The Portrait Society’s Gallery B space cohesively integrates several artists, including owner Debra Brehmer. Under Kendall Polster’s direction, Brehmer welded tall lanterns illuminating the ledge outside the south window wall—three primal, ever-changing electrical votives corroding in the cold and snow to symbolize life-changing forces.

These lanterns focus attention on a painted low chest used for an altar and surrounded by walls framed in ebony sheets of tar paper striated with roof markings. The textured paper adds continuity to the adjacent earthy brown walls lined with Marsha McDonald’s acrylic paintings recalling Lake Michigan sunsets and sunrises.

McDonald’s landscapes meld the abstract and realistic, creating images with smooth, sanded finishes that harmonize with the room’s design. Their Zen-like presence enhances Gallery B’s subtle rectangular benches, which provide relaxing seats for meditation.

David Niec’s naturalistic beaver sculptures, placed around the chapel’s perimeter, recall the solitude of northern Wisconsin. The sculptures reveal actual beaver-chewed wood that Niec collects and then either pieces together or additionally carves. One piece with a hollowed-out top resembles a baptistery and makes for a sublime finish to the gallery space, with lanterns glowing in the background.

The complementary exhibit in Gallery A affords alternative contemplation. In Boris Ostrerov’s solo show, “Boris Ostrerov: New Work,” the recent Milwaukee Institute of Art & Design graduate presents nine new images. His wall-size artwork mounted in the painted black gallery characterizes the juxtaposition in negative and positive space, contrasting the spontaneous and the controlled.

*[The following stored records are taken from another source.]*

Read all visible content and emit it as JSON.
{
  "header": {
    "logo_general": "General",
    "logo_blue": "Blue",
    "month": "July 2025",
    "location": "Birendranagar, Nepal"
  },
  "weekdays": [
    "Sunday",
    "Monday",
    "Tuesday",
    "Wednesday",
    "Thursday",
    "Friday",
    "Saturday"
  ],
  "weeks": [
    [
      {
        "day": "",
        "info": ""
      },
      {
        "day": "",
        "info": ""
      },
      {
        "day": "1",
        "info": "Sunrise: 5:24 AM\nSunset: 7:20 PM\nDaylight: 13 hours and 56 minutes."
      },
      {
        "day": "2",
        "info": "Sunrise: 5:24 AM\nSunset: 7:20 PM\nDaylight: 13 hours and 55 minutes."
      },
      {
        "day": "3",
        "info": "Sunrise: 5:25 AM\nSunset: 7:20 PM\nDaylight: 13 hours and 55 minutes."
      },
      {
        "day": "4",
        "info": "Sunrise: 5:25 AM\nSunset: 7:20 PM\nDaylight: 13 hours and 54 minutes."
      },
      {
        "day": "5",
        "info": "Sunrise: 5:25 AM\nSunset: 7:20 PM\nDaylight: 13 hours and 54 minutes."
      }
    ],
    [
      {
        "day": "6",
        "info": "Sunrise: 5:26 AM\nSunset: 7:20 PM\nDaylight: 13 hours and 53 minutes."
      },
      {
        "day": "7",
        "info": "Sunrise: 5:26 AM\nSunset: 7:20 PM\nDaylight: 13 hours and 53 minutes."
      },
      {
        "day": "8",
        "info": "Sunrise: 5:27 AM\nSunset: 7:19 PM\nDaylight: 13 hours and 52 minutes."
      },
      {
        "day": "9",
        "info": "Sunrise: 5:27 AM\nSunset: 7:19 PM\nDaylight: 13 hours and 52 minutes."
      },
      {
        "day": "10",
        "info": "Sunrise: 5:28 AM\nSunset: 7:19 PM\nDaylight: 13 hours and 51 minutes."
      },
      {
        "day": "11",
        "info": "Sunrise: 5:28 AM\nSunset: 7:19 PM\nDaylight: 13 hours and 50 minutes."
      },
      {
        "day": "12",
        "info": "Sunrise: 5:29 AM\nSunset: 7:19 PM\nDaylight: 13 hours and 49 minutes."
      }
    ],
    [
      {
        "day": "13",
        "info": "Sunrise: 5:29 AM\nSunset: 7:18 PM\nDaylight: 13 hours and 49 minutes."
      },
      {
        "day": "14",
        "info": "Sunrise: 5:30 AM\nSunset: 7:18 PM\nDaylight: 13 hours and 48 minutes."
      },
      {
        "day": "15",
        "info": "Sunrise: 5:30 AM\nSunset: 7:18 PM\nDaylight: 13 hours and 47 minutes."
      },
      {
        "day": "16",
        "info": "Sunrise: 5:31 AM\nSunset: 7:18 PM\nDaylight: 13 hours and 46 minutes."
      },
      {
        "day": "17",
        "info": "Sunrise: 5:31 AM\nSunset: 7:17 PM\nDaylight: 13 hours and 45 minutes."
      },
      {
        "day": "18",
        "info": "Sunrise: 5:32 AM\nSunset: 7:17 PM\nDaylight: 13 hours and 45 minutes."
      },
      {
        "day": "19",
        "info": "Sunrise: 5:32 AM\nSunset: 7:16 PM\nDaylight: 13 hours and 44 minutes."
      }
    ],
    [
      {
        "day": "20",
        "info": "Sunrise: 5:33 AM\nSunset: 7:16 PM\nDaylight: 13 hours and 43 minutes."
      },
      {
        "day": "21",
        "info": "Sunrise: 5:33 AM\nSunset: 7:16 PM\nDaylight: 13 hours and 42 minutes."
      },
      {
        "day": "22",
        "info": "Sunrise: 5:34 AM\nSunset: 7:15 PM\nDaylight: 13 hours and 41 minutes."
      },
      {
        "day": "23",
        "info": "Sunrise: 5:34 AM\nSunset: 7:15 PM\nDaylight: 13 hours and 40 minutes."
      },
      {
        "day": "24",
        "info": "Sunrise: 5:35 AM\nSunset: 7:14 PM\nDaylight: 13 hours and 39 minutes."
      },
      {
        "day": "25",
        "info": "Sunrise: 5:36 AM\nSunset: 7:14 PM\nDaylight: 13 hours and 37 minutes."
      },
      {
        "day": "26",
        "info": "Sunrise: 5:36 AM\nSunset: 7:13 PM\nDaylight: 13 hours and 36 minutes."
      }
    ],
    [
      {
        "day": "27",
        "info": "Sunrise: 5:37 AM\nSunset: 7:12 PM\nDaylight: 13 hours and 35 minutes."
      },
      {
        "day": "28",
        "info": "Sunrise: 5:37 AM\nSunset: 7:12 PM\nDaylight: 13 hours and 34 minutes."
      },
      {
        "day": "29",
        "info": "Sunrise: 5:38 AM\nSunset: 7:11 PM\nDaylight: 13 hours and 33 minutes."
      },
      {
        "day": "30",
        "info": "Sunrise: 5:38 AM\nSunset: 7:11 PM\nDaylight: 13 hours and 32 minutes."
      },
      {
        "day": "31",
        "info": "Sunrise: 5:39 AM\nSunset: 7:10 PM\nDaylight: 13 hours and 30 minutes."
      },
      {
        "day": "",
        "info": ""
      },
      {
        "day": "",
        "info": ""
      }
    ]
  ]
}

Compositions using spatters and drips together with opaque inky patches faintly recall a tradition perfected by Helen Frankenthaler, only more restrained and primitive through the use of sophisticated black and white. Ostrerov’s ink paintings continue to develop while his lyrical, calligraphic smaller-scale drawings seek to define an intriguing personality and artistic process still in progress.

The tiny exhibit in the Portrait Society’s hallway is called “The Fred Bell Show,” a fascinating exercise that keeps oil painter Fred Bell creating fresh, themed images each month. January and February’s creations include self-portraits and doorknobs seen from distorted perspectives, revealing silly, serious and spiritual paintings to coordinate with the two primary exhibitions.

Portrait Society Gallery’s “A Winter Chapel” and “Boris Ostrerov: New Work” continue through March 13.